Hoffman, LLC v. Community Living Solutions, LLC, 2010 WL 5304610 (Wis. App.)
This is a rare duty to indemnify case based on an advertising injury policy. Community sued Acuity, its insurer, arguing that Acuity was obliged to indemnify it for a settlement with Hoffman. Community, a construction firm, was founded by several former Hoffman employees. Hoffman sued Community and five of its employees for deceptive advertising, unfair competition, unfair trade practices, and tortious interference with business relationships.
The key fact was that Hoffman alleged that the "Staff Experience" page of Community's website listed a number of projects Community employees had worked on but deceptively did not specify that those projects were completed while the employees worked at Hoffman.
Acuity’s advertising injury policy, in relevant part, covered “Oral or written publication, in any manner, of material that slanders or libels a person or organization or disparages a person's or organization's goods, products or services.”

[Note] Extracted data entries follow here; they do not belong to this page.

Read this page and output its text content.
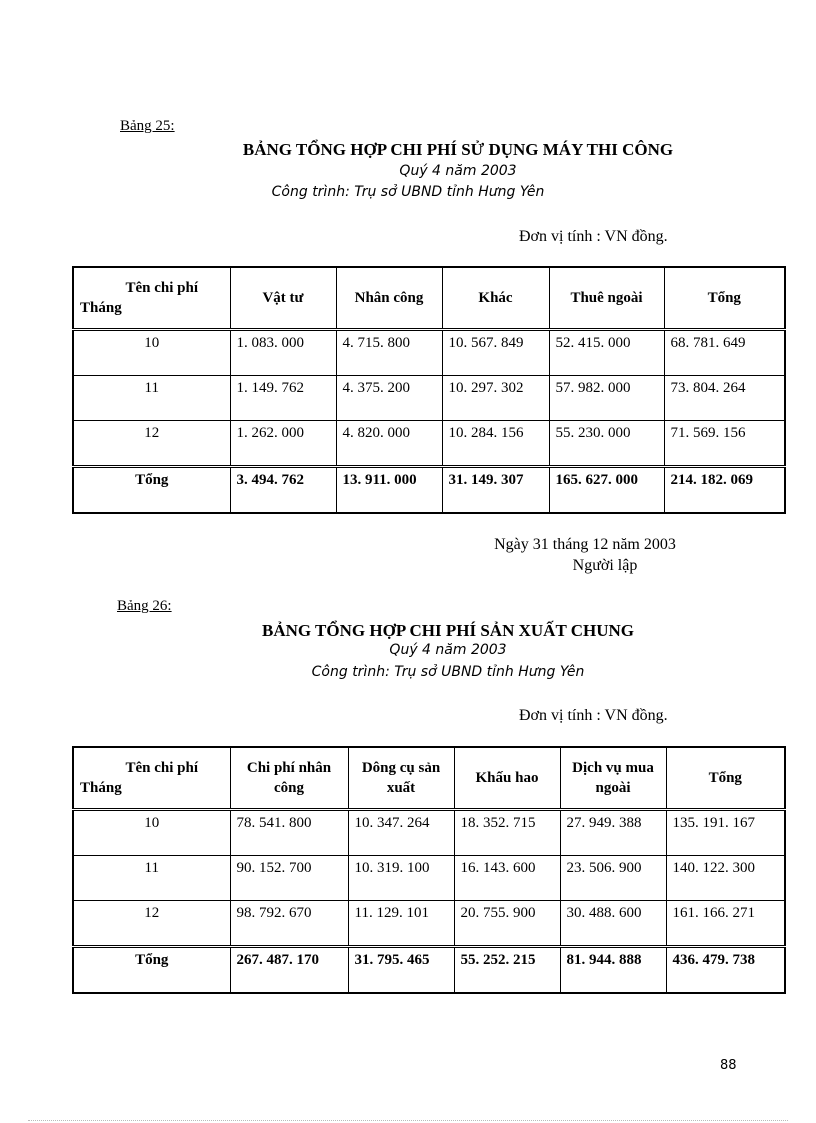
Bảng 25:
BẢNG TỔNG HỢP CHI PHÍ SỬ DỤNG MÁY THI CÔNG
Quý 4 năm 2003
Công trình: Trụ sở UBND tỉnh Hưng Yên
Đơn vị tính : VN đồng.
Tên chi phí
Tháng	Vật tư	Nhân công	Khác	Thuê ngoài	Tổng
10	1. 083. 000	4. 715. 800	10. 567. 849	52. 415. 000	68. 781. 649
11	1. 149. 762	4. 375. 200	10. 297. 302	57. 982. 000	73. 804. 264
12	1. 262. 000	4. 820. 000	10. 284. 156	55. 230. 000	71. 569. 156
Tổng	3. 494. 762	13. 911. 000	31. 149. 307	165. 627. 000	214. 182. 069
Ngày 31 tháng 12 năm 2003
Người lập
Bảng 26:
BẢNG TỔNG HỢP CHI PHÍ SẢN XUẤT CHUNG
Quý 4 năm 2003
Công trình: Trụ sở UBND tỉnh Hưng Yên
Đơn vị tính : VN đồng.
Tên chi phí
Tháng	Chi phí nhân công	Dông cụ sản xuất	Khấu hao	Dịch vụ mua ngoài	Tổng
10	78. 541. 800	10. 347. 264	18. 352. 715	27. 949. 388	135. 191. 167
11	90. 152. 700	10. 319. 100	16. 143. 600	23. 506. 900	140. 122. 300
12	98. 792. 670	11. 129. 101	20. 755. 900	30. 488. 600	161. 166. 271
Tổng	267. 487. 170	31. 795. 465	55. 252. 215	81. 944. 888	436. 479. 738
88
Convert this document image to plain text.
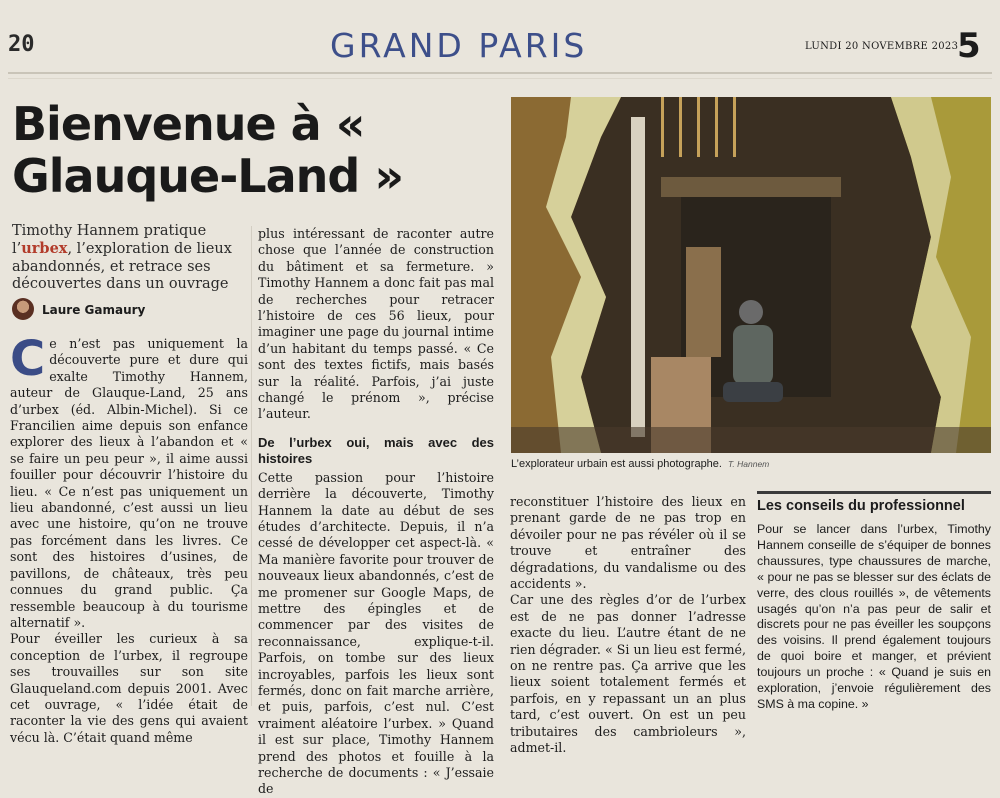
20	GRAND PARIS	LUNDI 20 NOVEMBRE 2023
5
Bienvenue à « Glauque-Land »
Timothy Hannem pratique l’urbex, l’exploration de lieux abandonnés, et retrace ses découvertes dans un ouvrage
Laure Gamaury

Ce n’est pas uniquement la découverte pure et dure qui exalte Timothy Hannem, auteur de Glauque-Land, 25 ans d’urbex (éd. Albin-Michel). Si ce Francilien aime depuis son enfance explorer des lieux à l’abandon et « se faire un peu peur », il aime aussi fouiller pour découvrir l’histoire du lieu. « Ce n’est pas uniquement un lieu abandonné, c’est aussi un lieu avec une histoire, qu’on ne trouve pas forcément dans les livres. Ce sont des histoires d’usines, de pavillons, de châteaux, très peu connues du grand public. Ça ressemble beaucoup à du tourisme alternatif ».

Pour éveiller les curieux à sa conception de l’urbex, il regroupe ses trouvailles sur son site Glauqueland.com depuis 2001. Avec cet ouvrage, « l’idée était de raconter la vie des gens qui avaient vécu là. C’était quand même

plus intéressant de raconter autre chose que l’année de construction du bâtiment et sa fermeture. » Timothy Hannem a donc fait pas mal de recherches pour retracer l’histoire de ces 56 lieux, pour imaginer une page du journal intime d’un habitant du temps passé. « Ce sont des textes fictifs, mais basés sur la réalité. Parfois, j’ai juste changé le prénom », précise l’auteur.

De l’urbex oui, mais avec des histoires

Cette passion pour l’histoire derrière la découverte, Timothy Hannem la date au début de ses études d’architecte. Depuis, il n’a cessé de développer cet aspect-là. « Ma manière favorite pour trouver de nouveaux lieux abandonnés, c’est de me promener sur Google Maps, de mettre des épingles et de commencer par des visites de reconnaissance, explique-t-il. Parfois, on tombe sur des lieux incroyables, parfois les lieux sont fermés, donc on fait marche arrière, et puis, parfois, c’est nul. C’est vraiment aléatoire l’urbex. » Quand il est sur place, Timothy Hannem prend des photos et fouille à la recherche de documents : « J’essaie de

L’explorateur urbain est aussi photographe. T. Hannem

reconstituer l’histoire des lieux en prenant garde de ne pas trop en dévoiler pour ne pas révéler où il se trouve et entraîner des dégradations, du vandalisme ou des accidents ».

Car une des règles d’or de l’urbex est de ne pas donner l’adresse exacte du lieu. L’autre étant de ne rien dégrader. « Si un lieu est fermé, on ne rentre pas. Ça arrive que les lieux soient totalement fermés et parfois, en y repassant un an plus tard, c’est ouvert. On est un peu tributaires des cambrioleurs », admet-il.

Les conseils du professionnel
Pour se lancer dans l’urbex, Timothy Hannem conseille de s’équiper de bonnes chaussures, type chaussures de marche, « pour ne pas se blesser sur des éclats de verre, des clous rouillés », de vêtements usagés qu’on n’a pas peur de salir et discrets pour ne pas éveiller les soupçons des voisins. Il prend également toujours de quoi boire et manger, et prévient toujours un proche : « Quand je suis en exploration, j’envoie régulièrement des SMS à ma copine. »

The duty to indemnify is narrower than the duty to defend: it must be supported by fully developed facts, not the allegations in the complaint. The only evidence of an act during the policy period that allegedly slandered, libeled, or disparaged Hoffman was the website list of projects. But the representations on the website weren’t false; during the policy period, Community added asterisks to indicate that the experience on the projects was acquired prior to joining Community. Thus, the website accurately described the relationship between Community, its employees, and the listed projects; it simply omitted the fact that the employees were working at Hoffman at the relevant times. These statements didn’t harm Hoffman’s reputation, just failed to give it credit. Because the website didn’t reference Hoffman, there was no libel, slander, or disparagement.
Community argued that coverage also came from oral statements made by Community employees. But the evidence showed that any such statements weren’t during the policy period.